Dysbiosis‐induced intestinal inflammation activates tumor necrosis factor receptor I and mediates alcoholic liver disease in mice

Intestinal barrier dysfunction is an important contributor to alcoholic liver disease (ALD). Translocated microbial products trigger an inflammatory response in the liver and contribute to steatohepatitis. Our aim was to investigate mechanisms of barrier disruption after chronic alcohol feeding. A Lieber-DeCarli model was used to induce intestinal dysbiosis, increased intestinal permeability, and liver disease in mice. Alcohol feeding for 8 weeks induced intestinal inflammation in the jejunum, which is characterized by an increased number of tumor necrosis factor alpha (TNF-α)-producing monocytes and macrophages. These findings were confirmed in duodenal biopsies from patients with chronic alcohol abuse. Intestinal decontamination with nonabsorbable antibiotics restored eubiosis, decreased intestinal inflammation and permeability, and reduced ALD in mice. TNF-receptor I (TNFRI) mutant mice were protected from intestinal barrier dysfunction and ALD. To investigate whether TNFRI on intestinal epithelial cells mediates intestinal barrier dysfunction and ALD, we used TNFRI mutant mice carrying a conditional gain-of-function allele for this receptor.

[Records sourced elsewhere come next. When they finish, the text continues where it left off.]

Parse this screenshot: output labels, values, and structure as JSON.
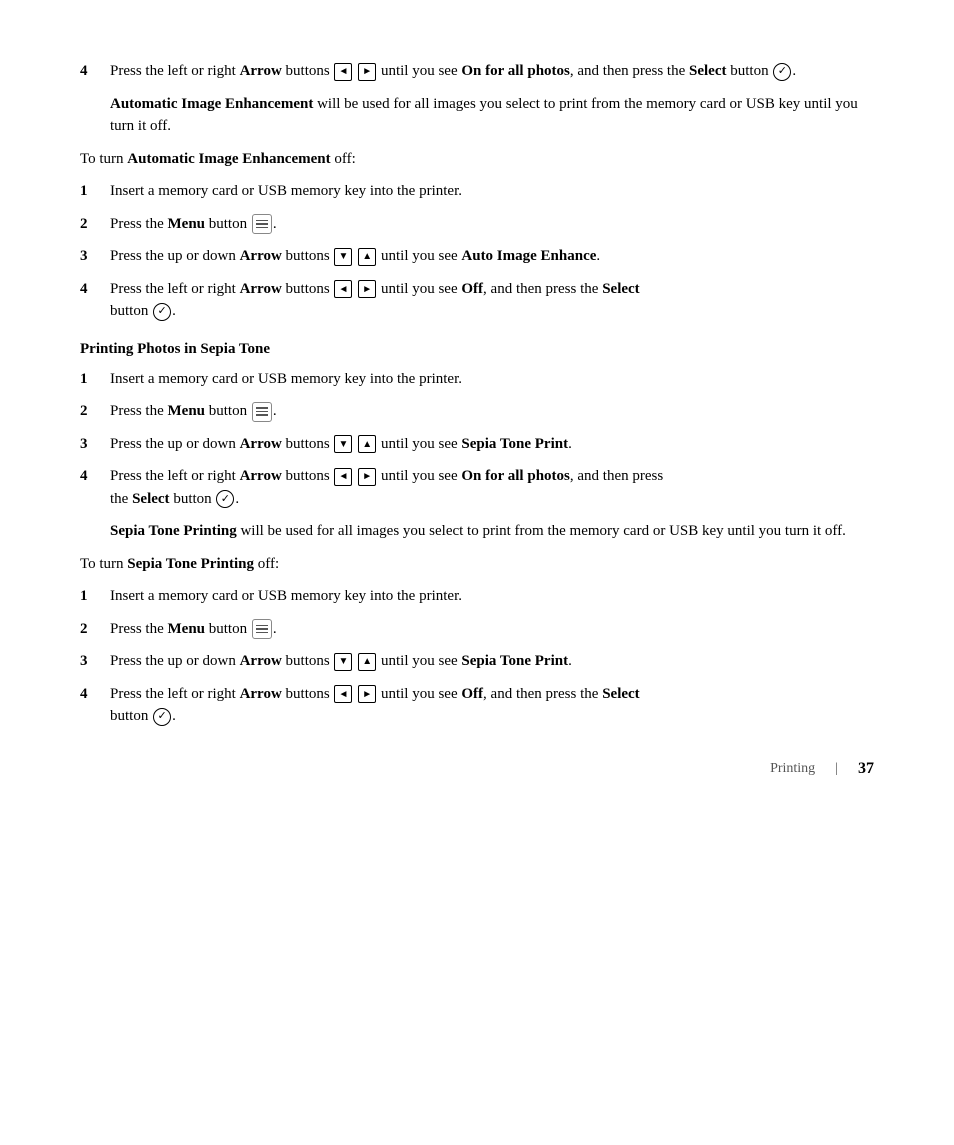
{
  "page": {
    "step4_top": {
      "number": "4",
      "text_before_arrow": "Press the left or right ",
      "arrow_label": "Arrow",
      "text_after_arrow": " buttons",
      "text_until": " until you see ",
      "on_for_all": "On for all photos",
      "text_then": ", and then press the ",
      "select_bold": "Select",
      "text_button": " button",
      "select_icon": "✓"
    },
    "note1": {
      "bold_part": "Automatic Image Enhancement",
      "rest": " will be used for all images you select to print from the memory card or USB key until you turn it off."
    },
    "to_turn1": {
      "text_before": "To turn ",
      "bold_part": "Automatic Image Enhancement",
      "text_after": " off:"
    },
    "section1_items": [
      {
        "number": "1",
        "text": "Insert a memory card or USB memory key into the printer."
      },
      {
        "number": "2",
        "text_before": "Press the ",
        "bold": "Menu",
        "text_after": " button"
      },
      {
        "number": "3",
        "text_before": "Press the up or down ",
        "bold": "Arrow",
        "text_after": " buttons",
        "text_until": " until you see ",
        "bold2": "Auto Image Enhance",
        "text_end": "."
      },
      {
        "number": "4",
        "text_before": "Press the left or right ",
        "bold": "Arrow",
        "text_after": " buttons",
        "text_until": " until you see ",
        "bold2": "Off",
        "text_then": ", and then press the ",
        "bold3": "Select",
        "text_button": "\n      button"
      }
    ],
    "section2_heading": "Printing Photos in Sepia Tone",
    "section2_items": [
      {
        "number": "1",
        "text": "Insert a memory card or USB memory key into the printer."
      },
      {
        "number": "2",
        "text_before": "Press the ",
        "bold": "Menu",
        "text_after": " button"
      },
      {
        "number": "3",
        "text_before": "Press the up or down ",
        "bold": "Arrow",
        "text_after": " buttons",
        "text_until": " until you see ",
        "bold2": "Sepia Tone Print",
        "text_end": "."
      },
      {
        "number": "4",
        "text_before": "Press the left or right ",
        "bold": "Arrow",
        "text_after": " buttons",
        "text_until": " until you see ",
        "bold2": "On for all photos",
        "text_then": ", and then press the ",
        "bold3": "Select",
        "text_button": "\n      button"
      }
    ],
    "note2": {
      "bold_part": "Sepia Tone Printing",
      "rest": " will be used for all images you select to print from the memory card or USB key until you turn it off."
    },
    "to_turn2": {
      "text_before": "To turn ",
      "bold_part": "Sepia Tone Printing",
      "text_after": " off:"
    },
    "section3_items": [
      {
        "number": "1",
        "text": "Insert a memory card or USB memory key into the printer."
      },
      {
        "number": "2",
        "text_before": "Press the ",
        "bold": "Menu",
        "text_after": " button"
      },
      {
        "number": "3",
        "text_before": "Press the up or down ",
        "bold": "Arrow",
        "text_after": " buttons",
        "text_until": " until you see ",
        "bold2": "Sepia Tone Print",
        "text_end": "."
      },
      {
        "number": "4",
        "text_before": "Press the left or right ",
        "bold": "Arrow",
        "text_after": " buttons",
        "text_until": " until you see ",
        "bold2": "Off",
        "text_then": ", and then press the ",
        "bold3": "Select",
        "text_button": "\n      button"
      }
    ],
    "footer": {
      "label": "Printing",
      "divider": "|",
      "page": "37"
    }
  }
}
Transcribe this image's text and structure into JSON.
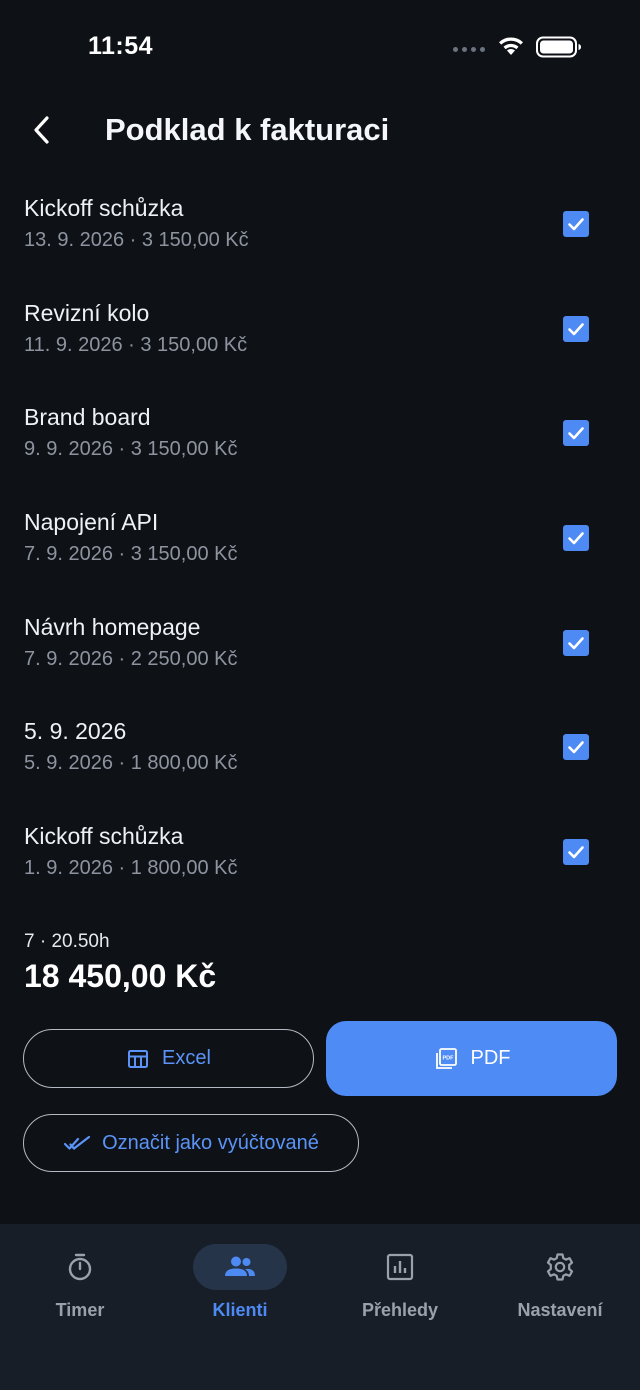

Reactivation of TNFRI on intestinal epithelial cells resulted in increased intestinal permeability and liver disease that is similar to wild-type mice after alcohol feeding, suggesting that enteric TNFRI promotes intestinal barrier dysfunction. Myosin light-chain kinase (MLCK) is a downstream target of TNF-α and was phosphorylated in intestinal epithelial cells after alcohol administration. Using MLCK-deficient mice, we further demonstrate a partial contribution of MLCK to intestinal barrier dysfunction and liver disease after chronic alcohol feeding.Dysbiosis-induced intestinal inflammation and TNFRI signaling in intestinal epithelial cells mediate a disruption of the intestinal barrier. Therefore, intestinal TNFRI is a crucial mediator of ALD.